Inputs of MetaPUF

This workflow offers the users to integrate publicly available metagenomics, metatranscriptomics and metaproteomics datasets on PRIDE and MGnify portals.

The workflow requires the following inputs in the config.proteomics.yaml file:

Mandatory inputs

Study : Under the parameters section, which takes in European Nucleotide Archive (ENA) secondary study accession: starts with (ERP|DRP|SRP) followed by six digits, e.g. ERP124921.
Input_dir/Pride_id: Under the parameters section, one (only one) of them needs to be enabled. If you have the MS raw files available in your local machine, you can enable the Input_dir to give the path of the raw files as an input directory, or provide the PRIDE accession number if the raw files are publicaly available in PRIDE archive.

We suggest downloading the raw files to your local machine and do the further analysis.

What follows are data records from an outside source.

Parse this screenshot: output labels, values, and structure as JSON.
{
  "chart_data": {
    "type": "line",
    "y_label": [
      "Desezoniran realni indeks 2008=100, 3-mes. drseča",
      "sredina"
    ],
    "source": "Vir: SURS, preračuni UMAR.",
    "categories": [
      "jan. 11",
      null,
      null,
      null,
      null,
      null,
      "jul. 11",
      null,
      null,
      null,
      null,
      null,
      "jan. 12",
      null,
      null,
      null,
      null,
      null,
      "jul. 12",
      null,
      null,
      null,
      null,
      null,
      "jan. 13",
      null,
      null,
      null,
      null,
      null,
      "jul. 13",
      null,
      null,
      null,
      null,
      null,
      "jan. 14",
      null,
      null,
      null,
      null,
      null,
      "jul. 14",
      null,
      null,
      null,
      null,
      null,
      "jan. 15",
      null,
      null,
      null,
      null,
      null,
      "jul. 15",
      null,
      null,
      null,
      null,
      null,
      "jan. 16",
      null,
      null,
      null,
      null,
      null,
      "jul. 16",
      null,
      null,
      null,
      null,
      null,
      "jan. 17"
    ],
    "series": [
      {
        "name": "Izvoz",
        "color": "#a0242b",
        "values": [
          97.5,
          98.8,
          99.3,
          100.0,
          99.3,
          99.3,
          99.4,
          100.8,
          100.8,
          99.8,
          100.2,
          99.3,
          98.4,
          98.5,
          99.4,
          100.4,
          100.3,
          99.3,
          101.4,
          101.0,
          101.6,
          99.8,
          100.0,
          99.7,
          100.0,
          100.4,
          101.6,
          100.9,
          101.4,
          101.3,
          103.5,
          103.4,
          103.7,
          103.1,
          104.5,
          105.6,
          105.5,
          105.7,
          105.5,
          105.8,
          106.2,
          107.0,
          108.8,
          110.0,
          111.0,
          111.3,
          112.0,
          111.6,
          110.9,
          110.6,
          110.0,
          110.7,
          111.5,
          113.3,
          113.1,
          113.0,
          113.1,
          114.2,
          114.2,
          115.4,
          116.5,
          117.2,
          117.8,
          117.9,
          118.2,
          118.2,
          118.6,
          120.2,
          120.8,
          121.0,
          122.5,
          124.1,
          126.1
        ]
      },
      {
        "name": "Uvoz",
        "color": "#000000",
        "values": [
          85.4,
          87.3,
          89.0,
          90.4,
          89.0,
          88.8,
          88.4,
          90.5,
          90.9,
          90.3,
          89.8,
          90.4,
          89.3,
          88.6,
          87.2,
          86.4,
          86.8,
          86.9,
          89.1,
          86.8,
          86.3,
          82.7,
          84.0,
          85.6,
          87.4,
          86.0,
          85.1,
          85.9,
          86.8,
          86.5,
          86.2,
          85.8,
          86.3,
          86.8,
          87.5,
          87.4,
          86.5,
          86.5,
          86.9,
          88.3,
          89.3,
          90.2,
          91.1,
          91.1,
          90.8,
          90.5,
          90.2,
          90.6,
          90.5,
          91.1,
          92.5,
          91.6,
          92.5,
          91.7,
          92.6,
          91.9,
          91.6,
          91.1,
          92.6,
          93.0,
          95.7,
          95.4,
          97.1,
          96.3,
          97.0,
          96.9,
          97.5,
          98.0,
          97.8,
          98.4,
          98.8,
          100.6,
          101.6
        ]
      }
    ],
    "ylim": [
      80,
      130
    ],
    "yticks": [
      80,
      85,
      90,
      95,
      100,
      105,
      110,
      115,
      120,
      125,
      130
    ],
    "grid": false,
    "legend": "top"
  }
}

Since the raw files downloading process usually takes a lot of time, and it will need to download from the beginning if the pipeline breaks when running.

Metadata: Under the raws section, it is .csv file (defalut name: sample_info.csv) which should be a relationship table between the metaproteomics raw files and the metagenomics and/or metatranscriptomics assemblies, this is mandatory as well because the data identifiers between PRIDE, MGnify and ENA are not related.

Please make sure that the input metagenomics and/or metatranscriptomics assemblies and metaproteomics data are from the same samples.

.csv file: which is the file mentioned in the Metadata parameter contains all the sample information, please put this .csv file and the config.proteomics.yaml file in the same folder: config.

An example for this file:

Sample	Raw file	Raw file URLs	Sample Accession	Assembly
S6	S6.raw	https: //ftp.pride.e bi.ac.uk/prid e/data/archiv e/2017/07/PXD 005780/S6.raw	ERS1509315	ER Z1669330

You should leave the columns of the Raw file URLs as blank if you have the raw files locally, however the header is still needed.

Other input parameters

The input parameters for the pipeline are all set in the config.proteomics.yaml file and you can change them based on your own preferences. Some instructions regarding the parameters:

Version : The version of MGnify analysis. This accepts either “4.1” or “5.0” as string values. The default is “5.0”.
Db_size : Size of the proteins sequence database in bytes. This is mentioned in our manuscript, when the reference protein database is too large, the pipeline will apply a tree traversal algorithm to dynamically generate multiple Reference Search Databases based on the clusters of the samples. The default is 1073741824 (integer data type).
outputdir : Directory path to save the output

There are some other output folders for searchgui and peptideshaker, the users can change the name themselves. Also, the parameters in the searchgui section needs to be changed based on the Mass spectrometry analysis.